Meskipun demikian, Fraksi Golkar berkomitmen akan mendorong percepatan pembangunan Stadion Mattoanging Makassar.

“Fraksi Golkar tetap mendorong agar terbangun Stadion Megah berdiri di tengah Kota Makassar karena warga Sulawesi Selatan khususnya pecinta olahraga sepak bola sangat merindukan itu,” ujarnya.

Selain Golkar, Fraksi Gerindra DPRD Sulsel juga menyoroti keseriusan Pemprov Sulsel dalam membangun Stadion Mattoanging dan Stadion Barombong.

“Fraksi Partai Gerindra menyoroti pembangunan Stadion Mattoanging dan Stadion Barombong yang menjadi harapan masyarakat Sulsel masih belum berlanjut. Kami meminta penjelasan terkait progres serta merekomendasikan kepada Pemprov untuk mencari solusi terbaik dan cepat untuk status kedua lapangan tersebut,” ungkap Anggota Fraksi Gerindra, Firmina Tallulembang, saat membacakan pandangan umum.

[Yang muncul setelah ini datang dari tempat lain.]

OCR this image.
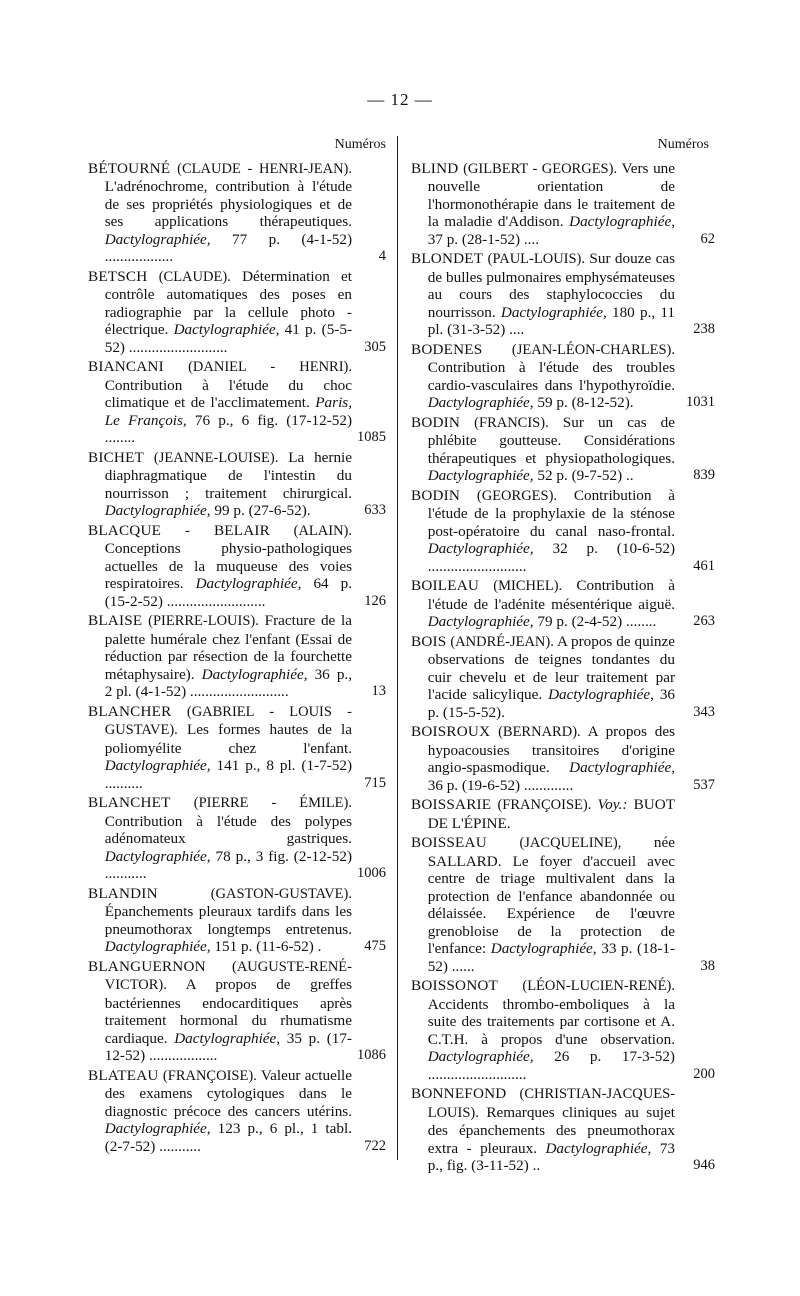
— 12 —
Numéros

BÉTOURNÉ (CLAUDE - HENRI-JEAN). L'adrénochrome, contribution à l'étude de ses propriétés physiologiques et de ses applications thérapeutiques. Dactylographiée, 77 p. (4-1-52) ..................	4

BETSCH (CLAUDE). Détermination et contrôle automatiques des poses en radiographie par la cellule photo - électrique. Dactylographiée, 41 p. (5-5-52) ..........................	305

BIANCANI (DANIEL - HENRI). Contribution à l'étude du choc climatique et de l'acclimatement. Paris, Le François, 76 p., 6 fig. (17-12-52) ........	1085

BICHET (JEANNE-LOUISE). La hernie diaphragmatique de l'intestin du nourrisson ; traitement chirurgical. Dactylographiée, 99 p. (27-6-52).	633

BLACQUE - BELAIR (ALAIN). Conceptions physio-pathologiques actuelles de la muqueuse des voies respiratoires. Dactylographiée, 64 p. (15-2-52) ..........................	126

BLAISE (PIERRE-LOUIS). Fracture de la palette humérale chez l'enfant (Essai de réduction par résection de la fourchette métaphysaire). Dactylographiée, 36 p., 2 pl. (4-1-52) ..........................	13

BLANCHER (GABRIEL - LOUIS - GUSTAVE). Les formes hautes de la poliomyélite chez l'enfant. Dactylographiée, 141 p., 8 pl. (1-7-52) ..........	715

BLANCHET (PIERRE - ÉMILE). Contribution à l'étude des polypes adénomateux gastriques. Dactylographiée, 78 p., 3 fig. (2-12-52) ...........	1006

BLANDIN	(GASTON-GUSTAVE). Épanchements pleuraux tardifs dans les pneumothorax longtemps entretenus. Dactylographiée, 151 p. (11-6-52) .	475

BLANGUERNON (AUGUSTE-RENÉ-VICTOR). A propos de greffes bactériennes endocarditiques après traitement hormonal du rhumatisme cardiaque. Dactylographiée, 35 p. (17-12-52) ..................	1086

BLATEAU (FRANÇOISE). Valeur actuelle des examens cytologiques dans le diagnostic précoce des cancers utérins. Dactylographiée, 123 p., 6 pl., 1 tabl. (2-7-52) ...........	722

Numéros

BLIND (GILBERT - GEORGES). Vers une nouvelle orientation de l'hormonothérapie dans le traitement de la maladie d'Addison. Dactylographiée, 37 p. (28-1-52) ....	62

BLONDET (PAUL-LOUIS). Sur douze cas de bulles pulmonaires emphysémateuses au cours des staphylococcies du nourrisson. Dactylographiée, 180 p., 11 pl. (31-3-52) ....	238

BODENES (JEAN-LÉON-CHARLES). Contribution à l'étude des troubles cardio-vasculaires dans l'hypothyroïdie. Dactylographiée, 59 p. (8-12-52).	1031

BODIN (FRANCIS). Sur un cas de phlébite goutteuse. Considérations thérapeutiques et physiopathologiques. Dactylographiée, 52 p. (9-7-52) ..	839

BODIN (GEORGES). Contribution à l'étude de la prophylaxie de la sténose post-opératoire du canal naso-frontal. Dactylographiée, 32 p. (10-6-52) ..........................	461

BOILEAU (MICHEL). Contribution à l'étude de l'adénite mésentérique aiguë. Dactylographiée, 79 p. (2-4-52) ........	263

BOIS (ANDRÉ-JEAN). A propos de quinze observations de teignes tondantes du cuir chevelu et de leur traitement par l'acide salicylique. Dactylographiée, 36 p. (15-5-52).	343

BOISROUX (BERNARD). A propos des hypoacousies transitoires d'origine angio-spasmodique. Dactylographiée, 36 p. (19-6-52) .............	537

BOISSARIE (FRANÇOISE). Voy.: BUOT DE L'ÉPINE.

BOISSEAU (JACQUELINE), née SALLARD. Le foyer d'accueil avec centre de triage multivalent dans la protection de l'enfance abandonnée ou délaissée. Expérience de l'œuvre grenobloise de la protection de l'enfance: Dactylographiée, 33 p. (18-1-52) ......	38

BOISSONOT (LÉON-LUCIEN-RENÉ). Accidents thrombo-emboliques à la suite des traitements par cortisone et A. C.T.H. à propos d'une observation. Dactylographiée, 26 p. 17-3-52) ..........................	200

BONNEFOND (CHRISTIAN-JACQUES-LOUIS). Remarques cliniques au sujet des épanchements des pneumothorax extra - pleuraux. Dactylographiée, 73 p., fig. (3-11-52) ..	946
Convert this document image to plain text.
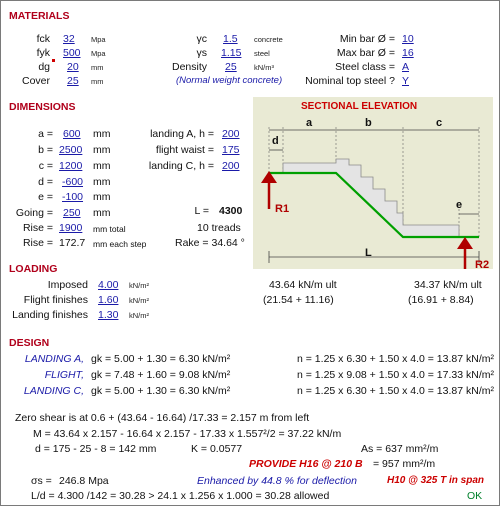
MATERIALS
fck 32 Mpa
fyk 500 Mpa
dg 20 mm
Cover 25 mm
γc 1.5 concrete
γs 1.15 steel
Density 25 kN/m³
(Normal weight concrete)
Min bar Ø = 10
Max bar Ø = 16
Steel class = A
Nominal top steel ? Y
DIMENSIONS
a = 600 mm
b = 2500 mm
c = 1200 mm
d = -600 mm
e = -100 mm
Going = 250 mm
Rise = 1900 mm total
Rise = 172.7 mm each step
landing A, h = 200
flight waist = 175
landing C, h = 200
L = 4300
10 treads
Rake = 34.64 °
SECTIONAL ELEVATION
a	b	c
d
e
L
R1
R2
LOADING
Imposed 4.00 kN/m²
Flight finishes 1.60 kN/m²
Landing finishes 1.30 kN/m²
43.64 kN/m ult
(21.54 + 11.16)
34.37 kN/m ult
(16.91 + 8.84)
DESIGN
LANDING A, gk = 5.00 + 1.30 = 6.30 kN/m²	n = 1.25 x 6.30 + 1.50 x 4.0 = 13.87 kN/m²
FLIGHT, gk = 7.48 + 1.60 = 9.08 kN/m²	n = 1.25 x 9.08 + 1.50 x 4.0 = 17.33 kN/m²
LANDING C, gk = 5.00 + 1.30 = 6.30 kN/m²	n = 1.25 x 6.30 + 1.50 x 4.0 = 13.87 kN/m²
Zero shear is at 0.6 + (43.64 - 16.64) /17.33 = 2.157 m from left
M = 43.64 x 2.157 - 16.64 x 2.157 - 17.33 x 1.557²/2 = 37.22 kN/m
d = 175 - 25 - 8 = 142 mm	K = 0.0577	As = 637 mm²/m
PROVIDE H16 @ 210 B = 957 mm²/m
σs = 246.8 Mpa	Enhanced by 44.8 % for deflection	H10 @ 325 T in span
L/d = 4.300 /142 = 30.28 > 24.1 x 1.256 x 1.000 = 30.28 allowed	OK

Olehnya itu, Fraksi Partai Gerindra Sulsel juga menyoroti Perusahaan yang memenangkan tender perencanaan pembangunan stadion Mattoangin yang di desain berkapasitas 40.000 orang dan keputusan terakhir harus dikurangi kapasitasnya menjadi 20.000 orang.

“Kami merekomendasikan perusahaan tersebut untuk melakukan desain ulang menyesuaikan dengan keputusan terakhir yaitu desain kapasitas 20.000 orang tanpa membebani biaya perencanaan kembali,” pungkasnya.